Щекотихин вцепился в рукав своего vis-à-vis.
— Ты… ты что? И при чем тут негры и факиры?
— Вы правы, господин Щекотихин. Негры тут ни при чем. И факиры, кстати, тоже. Я это говорю скорее гипотетически. Всякое бывает в жизни. Но иногда подобный исход для человека — благо!
— Никогда, слышите, никогда не поверю, что самоубийство — благо. Чепуха! Это ваши европейские штучки!
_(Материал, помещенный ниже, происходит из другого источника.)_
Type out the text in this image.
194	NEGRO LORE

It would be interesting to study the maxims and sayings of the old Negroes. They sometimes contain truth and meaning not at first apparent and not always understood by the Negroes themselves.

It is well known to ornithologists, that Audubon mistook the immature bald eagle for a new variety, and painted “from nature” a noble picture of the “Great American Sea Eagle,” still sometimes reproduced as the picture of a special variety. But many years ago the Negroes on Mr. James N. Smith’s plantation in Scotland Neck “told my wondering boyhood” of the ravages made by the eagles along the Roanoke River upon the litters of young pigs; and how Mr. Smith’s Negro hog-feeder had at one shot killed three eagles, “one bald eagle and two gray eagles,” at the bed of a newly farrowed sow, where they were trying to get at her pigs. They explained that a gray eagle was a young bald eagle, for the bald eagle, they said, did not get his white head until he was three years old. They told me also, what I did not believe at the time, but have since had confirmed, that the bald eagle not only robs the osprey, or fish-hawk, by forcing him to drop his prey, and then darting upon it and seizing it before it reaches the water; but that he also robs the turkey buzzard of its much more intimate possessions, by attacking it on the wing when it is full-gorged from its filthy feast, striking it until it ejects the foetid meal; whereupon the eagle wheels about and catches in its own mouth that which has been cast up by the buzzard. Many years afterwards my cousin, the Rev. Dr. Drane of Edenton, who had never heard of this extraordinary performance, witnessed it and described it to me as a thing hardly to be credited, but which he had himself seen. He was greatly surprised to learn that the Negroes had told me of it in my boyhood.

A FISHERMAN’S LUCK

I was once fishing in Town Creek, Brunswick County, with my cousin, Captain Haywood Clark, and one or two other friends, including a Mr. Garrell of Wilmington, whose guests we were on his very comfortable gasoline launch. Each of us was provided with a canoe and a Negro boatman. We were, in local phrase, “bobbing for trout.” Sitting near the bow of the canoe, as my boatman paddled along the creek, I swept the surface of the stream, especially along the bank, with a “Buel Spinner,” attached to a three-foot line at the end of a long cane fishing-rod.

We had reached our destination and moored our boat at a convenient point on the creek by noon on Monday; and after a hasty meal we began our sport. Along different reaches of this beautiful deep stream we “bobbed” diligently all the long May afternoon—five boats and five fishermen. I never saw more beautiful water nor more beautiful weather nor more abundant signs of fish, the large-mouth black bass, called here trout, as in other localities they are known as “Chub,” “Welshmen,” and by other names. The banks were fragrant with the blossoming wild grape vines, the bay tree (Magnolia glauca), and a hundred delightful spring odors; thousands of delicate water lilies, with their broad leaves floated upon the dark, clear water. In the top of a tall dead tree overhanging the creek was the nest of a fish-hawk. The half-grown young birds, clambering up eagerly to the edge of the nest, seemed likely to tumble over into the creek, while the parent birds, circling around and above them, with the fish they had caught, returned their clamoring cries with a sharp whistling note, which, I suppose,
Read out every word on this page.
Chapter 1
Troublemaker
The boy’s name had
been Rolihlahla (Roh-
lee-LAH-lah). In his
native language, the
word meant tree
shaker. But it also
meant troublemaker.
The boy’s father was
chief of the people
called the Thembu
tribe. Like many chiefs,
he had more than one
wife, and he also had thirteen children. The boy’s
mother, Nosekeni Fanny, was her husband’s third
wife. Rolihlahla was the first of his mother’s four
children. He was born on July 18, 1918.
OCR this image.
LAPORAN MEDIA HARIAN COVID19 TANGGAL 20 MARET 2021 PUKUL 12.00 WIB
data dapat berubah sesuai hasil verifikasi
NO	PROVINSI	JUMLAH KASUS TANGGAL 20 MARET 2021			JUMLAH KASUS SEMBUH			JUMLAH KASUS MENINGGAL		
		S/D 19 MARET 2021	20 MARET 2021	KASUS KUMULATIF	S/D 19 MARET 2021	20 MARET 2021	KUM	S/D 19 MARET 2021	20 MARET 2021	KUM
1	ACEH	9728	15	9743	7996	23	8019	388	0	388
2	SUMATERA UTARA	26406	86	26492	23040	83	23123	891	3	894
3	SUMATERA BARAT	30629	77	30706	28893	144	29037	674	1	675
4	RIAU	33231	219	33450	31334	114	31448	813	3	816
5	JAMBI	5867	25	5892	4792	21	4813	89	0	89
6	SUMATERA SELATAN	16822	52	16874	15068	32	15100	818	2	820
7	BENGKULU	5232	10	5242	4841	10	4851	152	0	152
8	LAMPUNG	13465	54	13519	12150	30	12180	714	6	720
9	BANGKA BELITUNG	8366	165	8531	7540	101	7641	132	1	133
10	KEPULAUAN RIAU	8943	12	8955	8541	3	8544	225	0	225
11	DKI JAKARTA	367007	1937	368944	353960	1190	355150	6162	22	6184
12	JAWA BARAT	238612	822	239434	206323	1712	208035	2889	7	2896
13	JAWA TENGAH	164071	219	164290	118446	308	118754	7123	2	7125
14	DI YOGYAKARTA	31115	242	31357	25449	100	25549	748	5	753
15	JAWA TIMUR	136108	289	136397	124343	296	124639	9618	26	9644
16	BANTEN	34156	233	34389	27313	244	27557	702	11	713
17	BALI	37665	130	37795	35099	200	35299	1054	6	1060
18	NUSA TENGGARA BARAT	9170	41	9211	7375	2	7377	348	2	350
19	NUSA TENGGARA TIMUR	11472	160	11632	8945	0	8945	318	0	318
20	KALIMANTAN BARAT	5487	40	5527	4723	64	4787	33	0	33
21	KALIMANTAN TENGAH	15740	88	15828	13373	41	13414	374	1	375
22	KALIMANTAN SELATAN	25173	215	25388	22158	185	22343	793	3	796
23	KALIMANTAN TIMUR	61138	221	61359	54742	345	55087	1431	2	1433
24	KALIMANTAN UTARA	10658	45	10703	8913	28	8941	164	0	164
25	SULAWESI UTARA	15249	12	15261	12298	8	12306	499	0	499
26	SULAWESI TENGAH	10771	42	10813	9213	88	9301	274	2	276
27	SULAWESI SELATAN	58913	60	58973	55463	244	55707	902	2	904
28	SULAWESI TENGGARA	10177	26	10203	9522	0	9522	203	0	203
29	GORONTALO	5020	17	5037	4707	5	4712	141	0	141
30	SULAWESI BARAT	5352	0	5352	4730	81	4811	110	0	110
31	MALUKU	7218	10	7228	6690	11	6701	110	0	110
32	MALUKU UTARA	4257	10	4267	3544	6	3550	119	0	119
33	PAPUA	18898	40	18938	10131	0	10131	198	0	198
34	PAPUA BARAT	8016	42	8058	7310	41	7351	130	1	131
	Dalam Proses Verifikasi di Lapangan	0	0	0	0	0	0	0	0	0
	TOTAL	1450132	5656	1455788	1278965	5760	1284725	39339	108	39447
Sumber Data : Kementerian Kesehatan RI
— Успокойтесь, господин Щекотихин.
— Но какой резон? Ну вот вы мне скажите? Да вам же… позавидовать только можно! Я и завидую, черт бы вас побрал! Счастливчик! Его везут в такой город, в такой город!.. Да что вы знаете о Сибири? Что знаете о Тобольске? Да вам же подфартило, как никому другому!
Впрочем, в тот раз разговор на этом и прервался, ибо впереди показался какой-то заштатный городок с громоздким перевозом и высокой деревянной каланчой на той стороне тихой речушки. Там под навесами торговых рядов шла бойкая торговля сбитнем, жареной птицей, сметаной, калачами…
Шульгин учуял жаркое, сдвинул фуражку набок, раздул ноздри. Калмыцкие глаза его при этом блеснули, и он весело объявил:
— Тут судаки хороши!
— Добро! — нетерпеливо сказал Щекотихин и ткнул ножнами сабли в бок кучеру. — Ну, ты, чапан, давай на постоялый, и пусть нашу колымагу хорошенько смажут, а мы тем временем подзаправимся. — Повернувшись же к Коцебу, добавил: — А о неграх еще побалакаем…
Однако как-то так получилось, что больше разговора о том не было. И вот спустя два дня, или даже три, под огромной ветлой на тихой, богом забытой подставе, за кружкой ядреного первача, Щекотихин вдруг ни с того ни с сего сказал:
— Вот я и говорю, Федор Карпыч, что тебе нет никакого резона бояться Тобольска. Ты вот послушай…
Никогда еще Щекотихин не был столь красноречив и вдохновенен, как в этот раз. Он говорил образно, открыто, широко, с той грубоватой простотою, что так завораживает и подкупает простолюдинов. Он рассказывал о малиновом перезвоне тобольских церквей, о сибирских свадьбах, о путине на Иртыше, о знаменитых тобольских торжищах мехами, произведениями косторезов и всевозможной снеди.
— Александр! — кричал Щекотихин.
— Истинно! — вторил ему курьер.
— А рыба! Какая рыба! Лучшая стерлядь — десять копеек. За такую в Петербурге у Симоновича платят до десяти рублей!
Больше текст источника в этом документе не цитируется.